Ou será antes que Portugal está a seguir, passo a passo, toda aquela "tragédia grega", e também sobre nós irá erguer-se o mesmo "muro da vergonha"?   A dura verdade é que as semelhanças e o paralelismo são arrepiantes.   E cá, como lá, não há fim à vista!!!   E cada vez menos!!!




A catástrofe grega:   "Progresso económico" construído sobre bases políticas podres
 
 
As três gerações de trabalhadores gregos


Quando a Grécia entra no sexto ano da pior depressão económica da Europa, com 30% da sua força de trabalho desempregada e mais de 52% da sua juventude sem emprego, todo o tecido social está a dilacerar-se;   a taxa de suicídios está a disparar e cerca de 80% da população caminha para o declínio.   As relações de família e inter-geracionais sofrem impacto profundo;   certezas anteriores evaporaram-se.   Incertezas, medo e cólera inspiram protestos em massa diários.   Mais de uma dúzia de greves gerais levaram os gregos, desde alunos da escola secundária até octogenários, a uma luta desesperada para conservar os últimos resquícios de dignidade e sobrevivência material.
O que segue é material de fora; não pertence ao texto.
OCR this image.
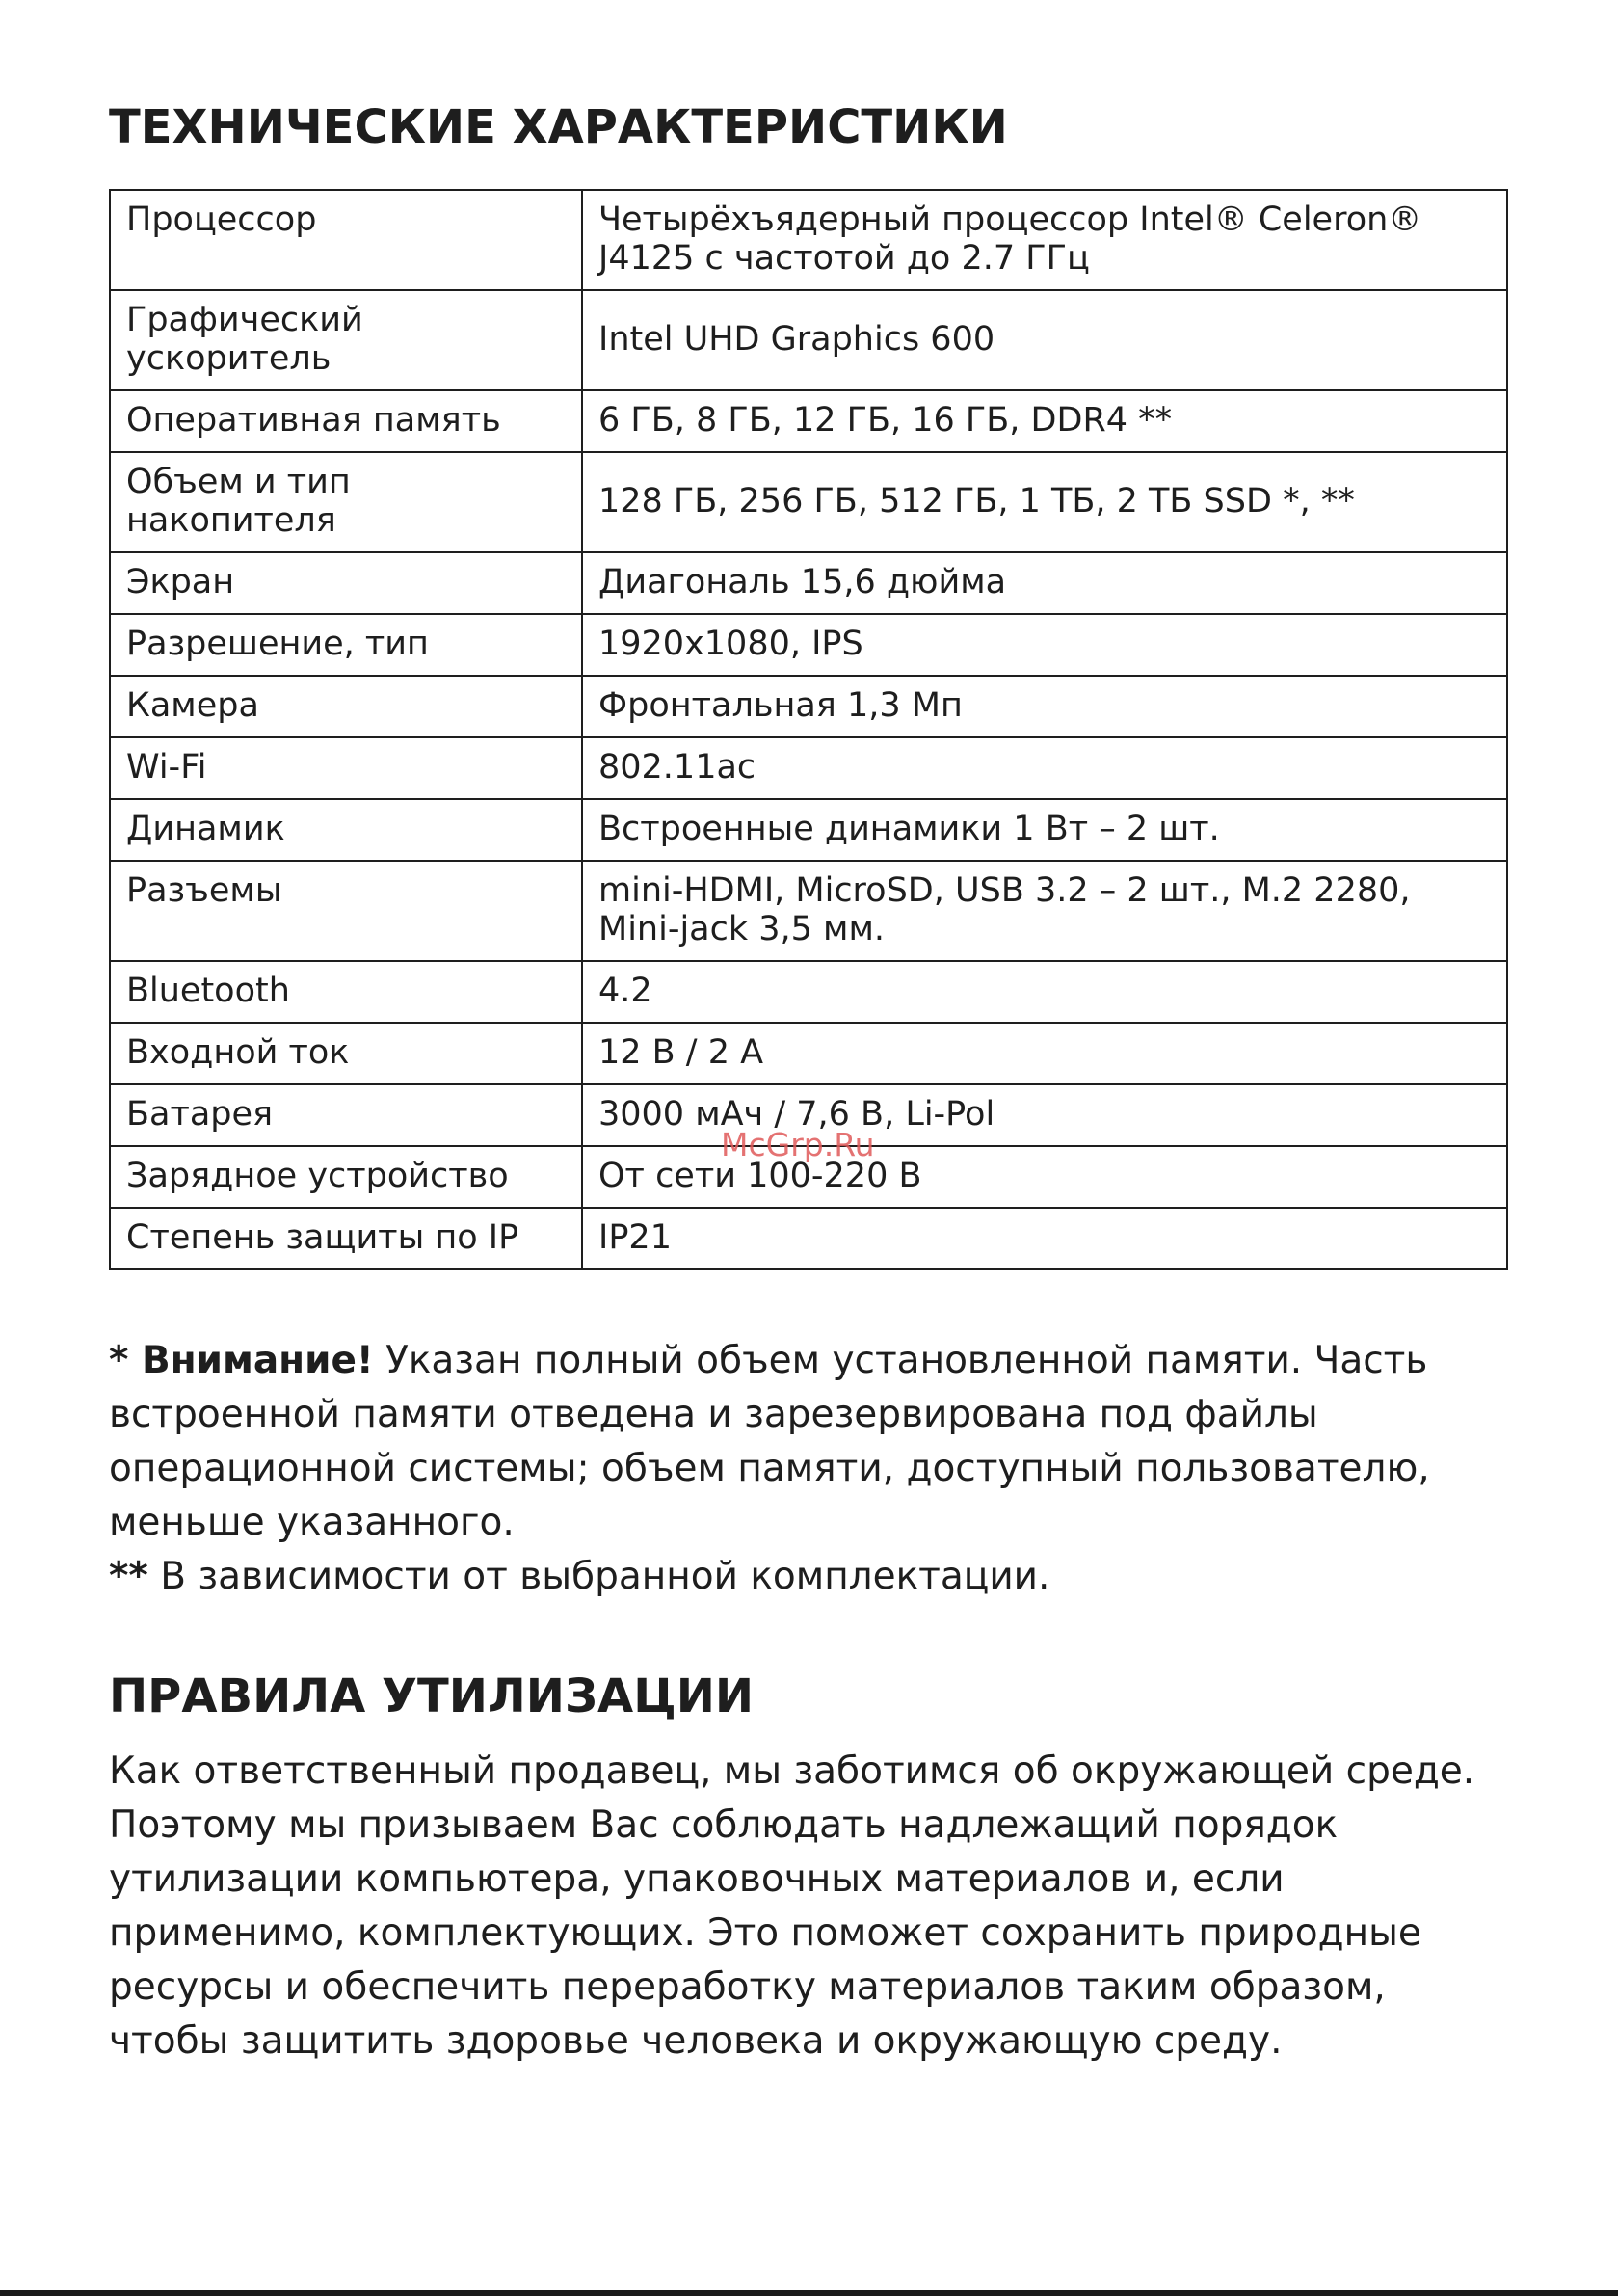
ТЕХНИЧЕСКИЕ ХАРАКТЕРИСТИКИ
Процессор	Четырёхъядерный процессор Intel® Celeron® J4125 с частотой до 2.7 ГГц
Графический ускоритель	Intel UHD Graphics 600
Оперативная память	6 ГБ, 8 ГБ, 12 ГБ, 16 ГБ, DDR4 **
Объем и тип накопителя	128 ГБ, 256 ГБ, 512 ГБ, 1 ТБ, 2 ТБ SSD *, **
Экран	Диагональ 15,6 дюйма
Разрешение, тип	1920x1080, IPS
Камера	Фронтальная 1,3 Мп
Wi-Fi	802.11ac
Динамик	Встроенные динамики 1 Вт – 2 шт.
Разъемы	mini-HDMI, MicroSD, USB 3.2 – 2 шт., M.2 2280, Mini-jack 3,5 мм.
Bluetooth	4.2
Входной ток	12 В / 2 А
Батарея	3000 мАч / 7,6 В, Li-Pol
Зарядное устройство	От сети 100-220 В
Степень защиты по IP	IP21

* Внимание! Указан полный объем установленной памяти. Часть встроенной памяти отведена и зарезервирована под файлы операционной системы; объем памяти, доступный пользователю, меньше указанного.

** В зависимости от выбранной комплектации.

ПРАВИЛА УТИЛИЗАЦИИ

Как ответственный продавец, мы заботимся об окружающей среде. Поэтому мы призываем Вас соблюдать надлежащий порядок утилизации компьютера, упаковочных материалов и, если применимо, комплектующих. Это поможет сохранить природные ресурсы и обеспечить переработку материалов таким образом, чтобы защитить здоровье человека и окружающую среду.

McGrp.Ru
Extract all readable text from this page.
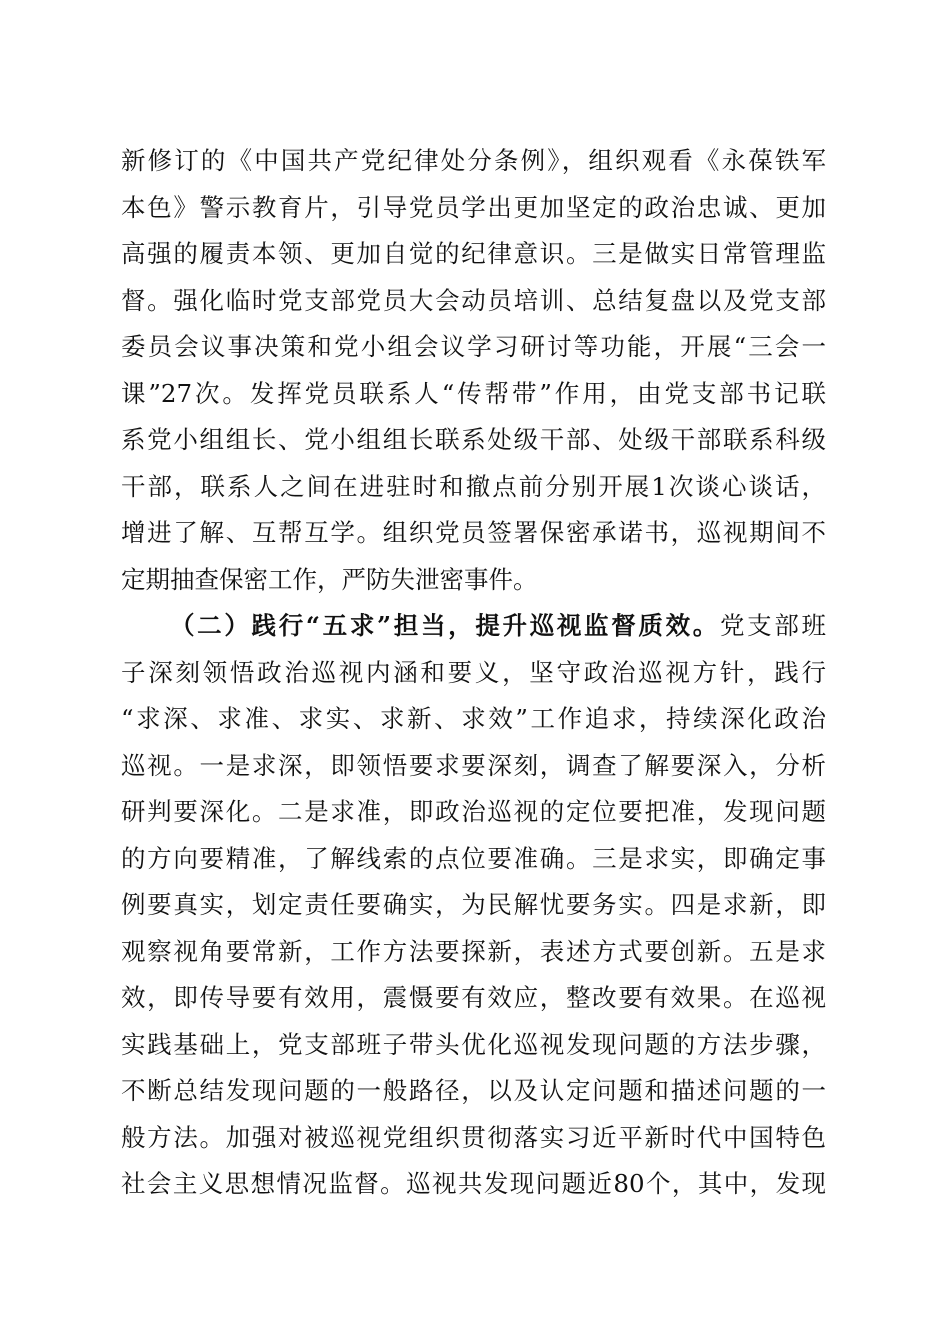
新修订的《中国共产党纪律处分条例》，组织观看《永葆铁军
本色》警示教育片，引导党员学出更加坚定的政治忠诚、更加
高强的履责本领、更加自觉的纪律意识。三是做实日常管理监
督。强化临时党支部党员大会动员培训、总结复盘以及党支部
委员会议事决策和党小组会议学习研讨等功能，开展“三会一
课”27次。发挥党员联系人“传帮带”作用，由党支部书记联
系党小组组长、党小组组长联系处级干部、处级干部联系科级
干部，联系人之间在进驻时和撤点前分别开展1次谈心谈话，
增进了解、互帮互学。组织党员签署保密承诺书，巡视期间不
定期抽查保密工作，严防失泄密事件。
（二）践行“五求”担当，提升巡视监督质效。党支部班
子深刻领悟政治巡视内涵和要义，坚守政治巡视方针，践行
“求深、求准、求实、求新、求效”工作追求，持续深化政治
巡视。一是求深，即领悟要求要深刻，调查了解要深入，分析
研判要深化。二是求准，即政治巡视的定位要把准，发现问题
的方向要精准，了解线索的点位要准确。三是求实，即确定事
例要真实，划定责任要确实，为民解忧要务实。四是求新，即
观察视角要常新，工作方法要探新，表述方式要创新。五是求
效，即传导要有效用，震慑要有效应，整改要有效果。在巡视
实践基础上，党支部班子带头优化巡视发现问题的方法步骤，
不断总结发现问题的一般路径，以及认定问题和描述问题的一
般方法。加强对被巡视党组织贯彻落实习近平新时代中国特色
社会主义思想情况监督。巡视共发现问题近80个，其中，发现
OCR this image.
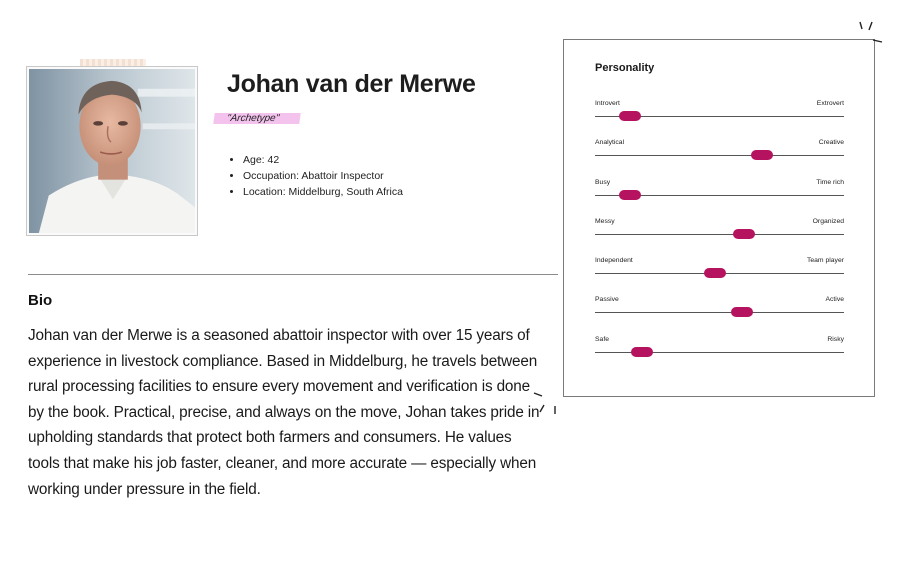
Johan van der Merwe
"Archetype"
• Age: 42
• Occupation: Abattoir Inspector
• Location: Middelburg, South Africa
Bio

Johan van der Merwe is a seasoned abattoir inspector with over 15 years of experience in livestock compliance. Based in Middelburg, he travels between rural processing facilities to ensure every movement and verification is done by the book. Practical, precise, and always on the move, Johan takes pride in upholding standards that protect both farmers and consumers. He values tools that make his job faster, cleaner, and more accurate — especially when working under pressure in the field.

Personality
Introvert	Extrovert
Analytical	Creative
Busy	Time rich
Messy	Organized
Independent	Team player
Passive	Active
Safe	Risky
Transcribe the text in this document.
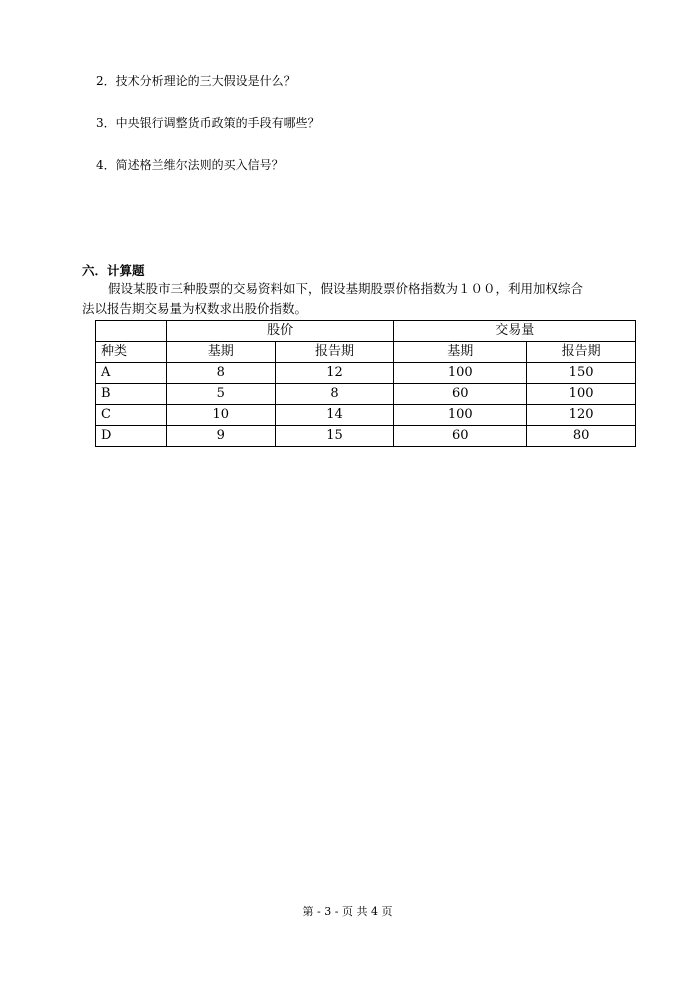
2．技术分析理论的三大假设是什么？
3．中央银行调整货币政策的手段有哪些？
4．简述格兰维尔法则的买入信号？
六．计算题
假设某股市三种股票的交易资料如下，假设基期股票价格指数为１００，利用加权综合
法以报告期交易量为权数求出股价指数。
	股价		交易量	
种类	基期	报告期	基期	报告期
A	8	12	100	150
B	5	8	60	100
C	10	14	100	120
D	9	15	60	80
第 - 3 - 页 共 4 页
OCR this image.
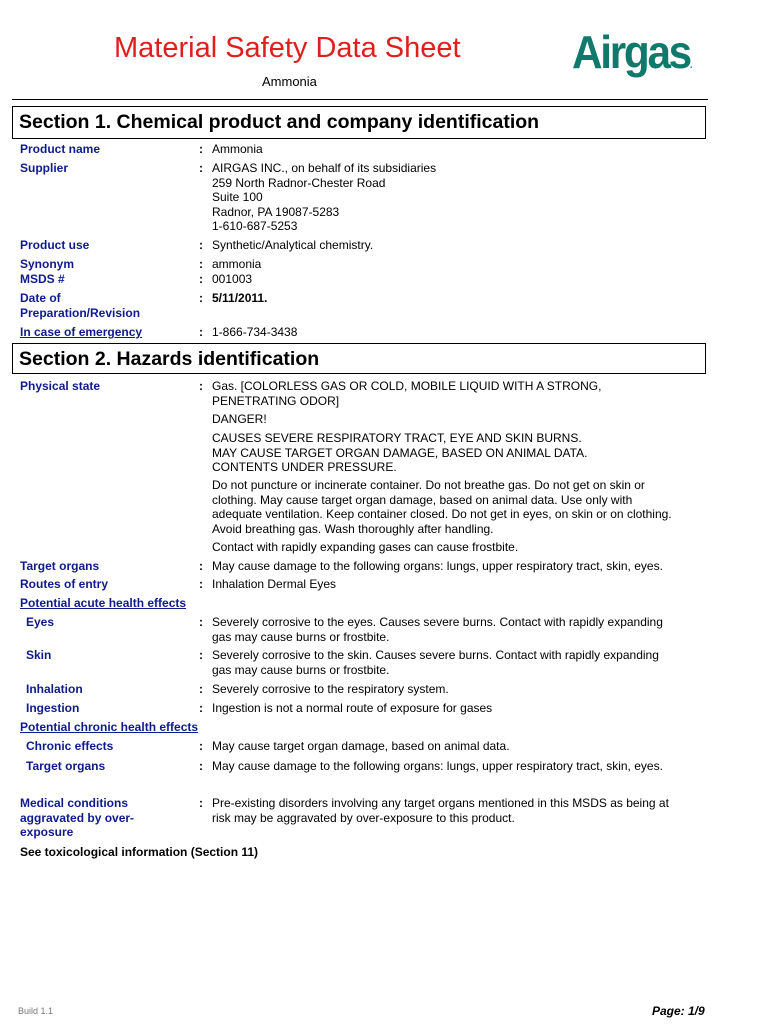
Material Safety Data Sheet
Ammonia
Airgas.
Section 1. Chemical product and company identification
Product name	: Ammonia
Supplier	: AIRGAS INC., on behalf of its subsidiaries
259 North Radnor-Chester Road
Suite 100
Radnor, PA 19087-5283
1-610-687-5253
Product use	: Synthetic/Analytical chemistry.
Synonym	: ammonia
MSDS #	: 001003
Date of
Preparation/Revision
: 5/11/2011.
In case of emergency	: 1-866-734-3438
Section 2. Hazards identification
Physical state	: Gas. [COLORLESS GAS OR COLD, MOBILE LIQUID WITH A STRONG,
PENETRATING ODOR]
DANGER!
CAUSES SEVERE RESPIRATORY TRACT, EYE AND SKIN BURNS.
MAY CAUSE TARGET ORGAN DAMAGE, BASED ON ANIMAL DATA.
CONTENTS UNDER PRESSURE.
Do not puncture or incinerate container. Do not breathe gas. Do not get on skin or
clothing. May cause target organ damage, based on animal data. Use only with
adequate ventilation. Keep container closed. Do not get in eyes, on skin or on clothing.
Avoid breathing gas. Wash thoroughly after handling.
Contact with rapidly expanding gases can cause frostbite.
Target organs	: May cause damage to the following organs: lungs, upper respiratory tract, skin, eyes.
Routes of entry	: Inhalation Dermal Eyes
Potential acute health effects
Eyes	: Severely corrosive to the eyes. Causes severe burns. Contact with rapidly expanding
gas may cause burns or frostbite.
Skin	: Severely corrosive to the skin. Causes severe burns. Contact with rapidly expanding
gas may cause burns or frostbite.
Inhalation	: Severely corrosive to the respiratory system.
Ingestion	: Ingestion is not a normal route of exposure for gases
Potential chronic health effects
Chronic effects	: May cause target organ damage, based on animal data.
Target organs	: May cause damage to the following organs: lungs, upper respiratory tract, skin, eyes.
Medical conditions
aggravated by over-
exposure
: Pre-existing disorders involving any target organs mentioned in this MSDS as being at
risk may be aggravated by over-exposure to this product.
See toxicological information (Section 11)
Build 1.1	Page: 1/9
A União Europeia e os colaboradores gregos pilharam o tesouro, cortaram empregos, salários e pensões, executaram hipotecas de habitações e elevaram impostos.   Os orçamentos familiares contraíram para a metade ou um terço dos seus níveis anteriores.

Num crescente número de famílias, três gerações estão a viver sob um mesmo tecto, mal sobrevivendo das pensões em redução dos seus avós: algumas famílias à beira da indigência.   A prolongada – nunca acabada e a piorar – depressão capitalista provocou uma ruptura profunda no ciclo de vida e nas experiências de viver de avós, pais e filhos.   Este ensaio será centrado nos avós, pais e filhos devido a maior familiaridade com as suas experiências de vida.

A ruptura inter-geracional pode ser melhor compreendida no contexto das "experiências de vida" contrastantes de três gerações.   O foco será sobre as experiências de trabalho, política, família e lazer.

Os avós
A entrada na União Europeia e o influxo em grande escala de "fundos de coesão social" levou a uma expansão do emprego no sector público e a um agravamento do clientelismo dos partidos políticos, estendendo-se bem além do existente em regimes de direita tradicionais.

Segurança de emprego, pensões e aumentos de indemnizações em caso de demissão criaram uma força de trabalho relativamente segura e estável excepto nos sectores manufactureiros, os quais foram prejudicados pelas importações dos "parceiros" mais industrializados da UE.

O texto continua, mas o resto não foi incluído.